Yesterday, POGO sent a letter to the Department of Energy's (DOE) Office of Health, Safety, and Security (HSS) urging it to provide oversight and enforcement of Oak Ridge National Laboratory's (ORNL) beryllium exposure prevention policies. These policies were designed to prevent Lab workers' exposure to beryllium, which can lead to the development of the incurable and potentially fatal lung disease, chronic beryllium disease.
POGO had previously received a tip suggesting that ORNL is not in compliance with its beryllium prevention plan. ORNL's plan was born out of Beryllium Controls at the Oak Ridge National Laboratory, a damning 2006 DOE Inspector General (IG) report which found that ORNL "did not properly manage activities relating to beryllium contamination." POGO's letter expressed concern that HSS did not follow up on these issues when they were previously brought to the office's attention.
"We are concerned that policies to protect workers are not being enforced," said POGO Executive Director Danielle Brian. "DOE should investigate these concerns, rather than off-handedly dismissing them."

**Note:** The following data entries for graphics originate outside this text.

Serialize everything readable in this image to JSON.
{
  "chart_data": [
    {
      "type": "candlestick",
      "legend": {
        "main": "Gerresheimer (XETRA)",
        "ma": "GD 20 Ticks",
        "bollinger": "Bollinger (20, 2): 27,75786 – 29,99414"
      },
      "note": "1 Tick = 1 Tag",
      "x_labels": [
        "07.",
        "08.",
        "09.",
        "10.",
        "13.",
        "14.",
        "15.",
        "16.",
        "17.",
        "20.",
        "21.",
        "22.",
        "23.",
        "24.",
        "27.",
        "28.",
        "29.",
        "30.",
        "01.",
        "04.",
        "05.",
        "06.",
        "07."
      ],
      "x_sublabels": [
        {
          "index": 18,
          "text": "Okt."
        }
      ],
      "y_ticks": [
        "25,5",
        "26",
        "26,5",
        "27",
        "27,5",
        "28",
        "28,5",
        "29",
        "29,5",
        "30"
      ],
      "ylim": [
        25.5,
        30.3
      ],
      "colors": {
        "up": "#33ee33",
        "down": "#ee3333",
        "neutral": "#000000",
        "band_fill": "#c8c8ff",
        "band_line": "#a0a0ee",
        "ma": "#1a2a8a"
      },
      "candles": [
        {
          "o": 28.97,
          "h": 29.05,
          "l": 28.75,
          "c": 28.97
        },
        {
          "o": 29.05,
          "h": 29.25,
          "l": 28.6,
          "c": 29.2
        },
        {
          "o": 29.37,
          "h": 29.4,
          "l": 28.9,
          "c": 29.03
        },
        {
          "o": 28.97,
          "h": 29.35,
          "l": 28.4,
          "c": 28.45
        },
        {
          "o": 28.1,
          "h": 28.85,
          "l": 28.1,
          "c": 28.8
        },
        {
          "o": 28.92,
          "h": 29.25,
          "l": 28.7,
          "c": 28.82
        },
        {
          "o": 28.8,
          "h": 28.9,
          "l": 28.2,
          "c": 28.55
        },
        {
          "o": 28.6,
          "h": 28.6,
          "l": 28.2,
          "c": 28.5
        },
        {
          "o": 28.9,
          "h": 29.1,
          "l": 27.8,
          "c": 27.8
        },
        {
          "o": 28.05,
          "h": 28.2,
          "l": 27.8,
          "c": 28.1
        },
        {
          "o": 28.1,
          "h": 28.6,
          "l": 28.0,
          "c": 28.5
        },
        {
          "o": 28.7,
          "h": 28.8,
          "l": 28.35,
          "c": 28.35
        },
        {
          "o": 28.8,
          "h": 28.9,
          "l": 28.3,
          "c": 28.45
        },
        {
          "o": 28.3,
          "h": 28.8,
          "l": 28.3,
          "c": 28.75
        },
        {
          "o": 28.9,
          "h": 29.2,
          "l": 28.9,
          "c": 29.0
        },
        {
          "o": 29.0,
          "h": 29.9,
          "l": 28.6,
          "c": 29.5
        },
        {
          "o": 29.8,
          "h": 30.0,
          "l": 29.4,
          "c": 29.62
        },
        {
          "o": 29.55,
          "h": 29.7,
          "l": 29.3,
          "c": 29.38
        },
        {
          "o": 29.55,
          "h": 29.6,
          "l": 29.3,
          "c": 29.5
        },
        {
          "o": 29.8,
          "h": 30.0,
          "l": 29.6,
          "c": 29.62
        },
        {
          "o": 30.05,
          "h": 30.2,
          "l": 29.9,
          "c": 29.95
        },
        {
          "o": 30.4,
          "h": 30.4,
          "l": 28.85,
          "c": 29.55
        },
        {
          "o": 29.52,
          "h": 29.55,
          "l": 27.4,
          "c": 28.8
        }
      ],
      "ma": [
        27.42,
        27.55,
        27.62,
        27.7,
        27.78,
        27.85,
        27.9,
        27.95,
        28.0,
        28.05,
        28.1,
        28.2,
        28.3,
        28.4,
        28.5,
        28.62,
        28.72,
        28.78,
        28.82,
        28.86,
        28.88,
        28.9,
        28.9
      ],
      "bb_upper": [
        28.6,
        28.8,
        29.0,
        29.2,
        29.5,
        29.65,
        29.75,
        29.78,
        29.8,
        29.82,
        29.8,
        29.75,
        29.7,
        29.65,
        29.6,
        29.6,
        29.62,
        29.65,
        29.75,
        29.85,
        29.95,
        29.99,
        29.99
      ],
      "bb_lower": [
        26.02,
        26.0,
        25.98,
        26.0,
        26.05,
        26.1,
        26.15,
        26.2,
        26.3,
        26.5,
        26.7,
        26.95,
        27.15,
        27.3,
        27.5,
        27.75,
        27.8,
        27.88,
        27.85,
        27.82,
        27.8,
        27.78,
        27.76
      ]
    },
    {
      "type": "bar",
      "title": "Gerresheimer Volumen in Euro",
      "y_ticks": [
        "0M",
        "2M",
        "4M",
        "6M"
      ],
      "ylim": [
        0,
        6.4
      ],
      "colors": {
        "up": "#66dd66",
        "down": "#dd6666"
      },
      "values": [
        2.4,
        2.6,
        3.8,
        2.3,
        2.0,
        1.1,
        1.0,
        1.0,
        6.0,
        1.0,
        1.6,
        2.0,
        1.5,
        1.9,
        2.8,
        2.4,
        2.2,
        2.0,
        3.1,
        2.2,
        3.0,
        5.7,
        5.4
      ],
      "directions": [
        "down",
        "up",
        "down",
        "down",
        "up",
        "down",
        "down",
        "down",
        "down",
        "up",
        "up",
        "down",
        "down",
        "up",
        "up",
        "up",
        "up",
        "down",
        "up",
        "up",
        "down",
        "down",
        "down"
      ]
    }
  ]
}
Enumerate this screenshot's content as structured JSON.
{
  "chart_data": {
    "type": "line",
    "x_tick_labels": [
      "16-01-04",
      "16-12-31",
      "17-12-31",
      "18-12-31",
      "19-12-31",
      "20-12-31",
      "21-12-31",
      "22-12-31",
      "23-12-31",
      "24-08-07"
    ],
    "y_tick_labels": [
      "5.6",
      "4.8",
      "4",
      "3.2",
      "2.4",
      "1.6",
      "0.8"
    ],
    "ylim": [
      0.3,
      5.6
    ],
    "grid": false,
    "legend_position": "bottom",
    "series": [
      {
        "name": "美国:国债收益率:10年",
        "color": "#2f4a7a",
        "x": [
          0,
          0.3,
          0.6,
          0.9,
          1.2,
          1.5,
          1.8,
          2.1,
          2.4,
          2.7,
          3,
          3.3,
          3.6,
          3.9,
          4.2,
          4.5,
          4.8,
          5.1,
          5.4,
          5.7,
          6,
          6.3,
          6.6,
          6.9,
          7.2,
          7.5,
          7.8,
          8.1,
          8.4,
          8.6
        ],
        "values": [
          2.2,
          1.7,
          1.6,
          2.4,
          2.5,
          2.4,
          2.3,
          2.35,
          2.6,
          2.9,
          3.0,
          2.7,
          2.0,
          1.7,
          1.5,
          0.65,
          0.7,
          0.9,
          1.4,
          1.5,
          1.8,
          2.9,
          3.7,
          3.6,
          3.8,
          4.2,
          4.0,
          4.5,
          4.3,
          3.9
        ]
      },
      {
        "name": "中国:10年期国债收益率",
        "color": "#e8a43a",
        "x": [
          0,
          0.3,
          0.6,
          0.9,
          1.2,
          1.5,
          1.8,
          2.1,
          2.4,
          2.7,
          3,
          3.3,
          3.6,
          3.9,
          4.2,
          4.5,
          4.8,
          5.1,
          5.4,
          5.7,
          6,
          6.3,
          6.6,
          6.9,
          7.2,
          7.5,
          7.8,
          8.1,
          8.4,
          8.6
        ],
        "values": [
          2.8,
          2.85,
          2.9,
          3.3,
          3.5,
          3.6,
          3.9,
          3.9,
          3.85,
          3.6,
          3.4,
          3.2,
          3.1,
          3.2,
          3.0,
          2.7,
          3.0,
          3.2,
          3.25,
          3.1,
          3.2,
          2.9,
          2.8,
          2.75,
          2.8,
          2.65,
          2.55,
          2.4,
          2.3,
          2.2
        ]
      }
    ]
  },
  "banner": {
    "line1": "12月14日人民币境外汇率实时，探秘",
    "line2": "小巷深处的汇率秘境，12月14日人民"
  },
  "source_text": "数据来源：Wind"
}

Stringent beryllium controls are not only an important issue at ORNL, but at almost all of the Labs in the nuclear weapons complex. For example, since 1991, Sandia National Lab has had 59 occurrences with beryllium. At Livermore Lab, weak beryllium controls resulted in five beryllium related events over the last 18 months, including a case where both lab and subcontracted workers may have been exposed to beryllium for years without their knowledge and without precautionary measures in place.